Include the IRB application form (in the document library at www.irbnet.org) signed by the appropriate parties, any and all consent forms, permission by the agency in which the research will be conducted (either on the agency form or on letterhead), and any surveys, questionnaires, or other research protocol which are part of the research. ALL materials are required to be submitted electronically to www.irbnet.org; no hard copies will be accepted.
Where can I get IRB forms?
The IRB application form and all other forms for all levels of review along with supporting documentation forms are in the document library at IRBnet.
What happens in an IRB Review?
The three levels of review are handled somewhat differently.
A proposal submitted under the exempt guidelines is reviewed by the IRB administrator to determine whether the research qualifies as exempt research.
Two members of the IRB review anexpedited proposal to check for proper safeguards of subjects and to ensure that risks to subjects are minimal. Sometimes the reviewers will call or email the primary investigator with questions about the proposal. The reviewers discuss the proposal and make recommendations which are then forwarded to the primary investigator. A proposal which has serious concerns is referred to the full IRB for review.
Afull review proposal is reviewed by the entire IRB at a regularly scheduled meeting. The IRB discusses the proposal. If the primary investigator wishes, he or she may come to the meeting to answer questions. A vote is taken by the board. A simple majority of the board is needed to approve the proposal.
The IRB may approve, conditionally approve, defer, or disapprove a proposal. Conditional approval means that the proposal is acceptable in principle, but there are changes (often in the consent form or in what is explained to subjects) that need to be made before the research proceeds. If you receive conditional approval, your proposal will be returned to you via www.irbnet.org and you will be asked to make changes and resubmit. A deferral means that there is not enough information available for the board to make a determination; your proposal will be returned to you. A proposal that is deferred or disapproved may be resubmitted following revisions if the primary investigator wishes.
How long does an IRB review take?
An exempt review takes approximately one week.
How long is IRB approval good for?
All ongoing research must be reviewed at least once a year by at the same level of review. The IRB sets the frequency of review and may determine that some research should be reviewed more frequently. The IRB will notify primary investigators when to submit their research for review.
I have been conducting research on my topic for years, long before there was an IRB at St. Thomas. Do I need IRB approval?
Yes. All ongoing research must be reviewed at least annually.
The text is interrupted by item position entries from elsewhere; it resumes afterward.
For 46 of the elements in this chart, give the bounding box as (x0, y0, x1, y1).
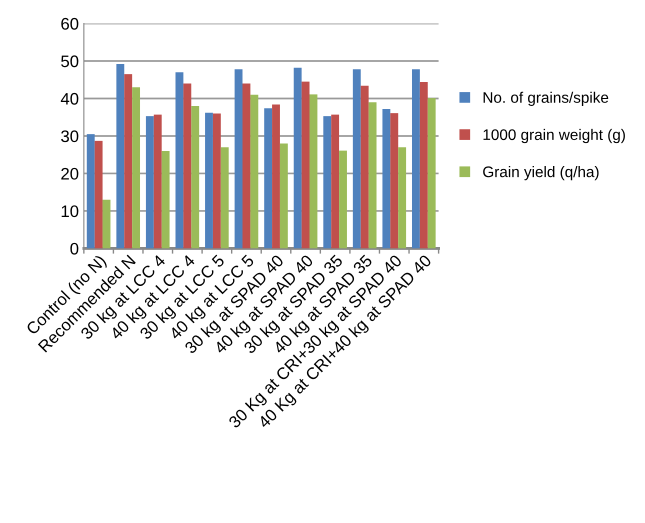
bar (420, 82, 428, 248)
legend-label: 1000 grain weight (g) (484, 128, 625, 144)
bar (382, 108, 390, 248)
y-tick-label: 20 (61, 168, 78, 180)
bar (116, 64, 124, 248)
bar (146, 116, 154, 248)
bar (175, 72, 184, 248)
bar (86, 134, 95, 248)
bar (428, 98, 436, 248)
bar (368, 102, 377, 248)
bar (339, 150, 347, 248)
bar (412, 69, 420, 248)
bar (205, 112, 213, 248)
y-tick-label: 0 (70, 242, 78, 255)
y-tick-label: 60 (61, 18, 78, 30)
bar (191, 106, 200, 248)
bar (124, 74, 132, 248)
bar (212, 113, 221, 248)
bar (390, 113, 398, 248)
bar (294, 68, 302, 248)
bar (250, 94, 258, 248)
bar (398, 147, 406, 248)
bar (102, 200, 110, 248)
bar (132, 87, 140, 248)
bar (331, 114, 340, 248)
bar (280, 143, 288, 248)
bar (264, 108, 272, 248)
bar (183, 84, 192, 248)
bar (310, 94, 318, 248)
legend-label: Grain yield (q/ha) (483, 166, 599, 180)
bar (162, 150, 170, 248)
bar (154, 114, 162, 248)
legend-label: No. of grains/spike (484, 92, 608, 106)
bar (302, 82, 310, 248)
bar (242, 84, 250, 248)
bar (360, 86, 369, 248)
y-tick-label: 50 (61, 55, 78, 68)
bar (323, 116, 332, 248)
bar (272, 104, 280, 248)
bar (234, 69, 242, 248)
bar (352, 69, 361, 248)
y-tick-label: 30 (61, 130, 78, 142)
bar (220, 147, 229, 248)
bar (94, 140, 103, 248)
y-tick-label: 10 (62, 205, 78, 218)
y-tick-label: 40 (60, 92, 78, 105)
Once you have IRB approval for ongoing research you will need to complete and submit the continuing review form on IRBnet. If the IRB has not yet reviewed your ongoing research, you need to submit an application to the IRB.
Does an outcome assessment fall under IRB review?
No, outcome assessments and other such inquiry which aims to improve an organization or services to consumers is not considered research for purposes of IRB review. Nevertheless, it is important to carry out such activities under the ethical guidelines established by professional codes of ethics, coercion, maintaining confidentiality, voluntary participation, etc.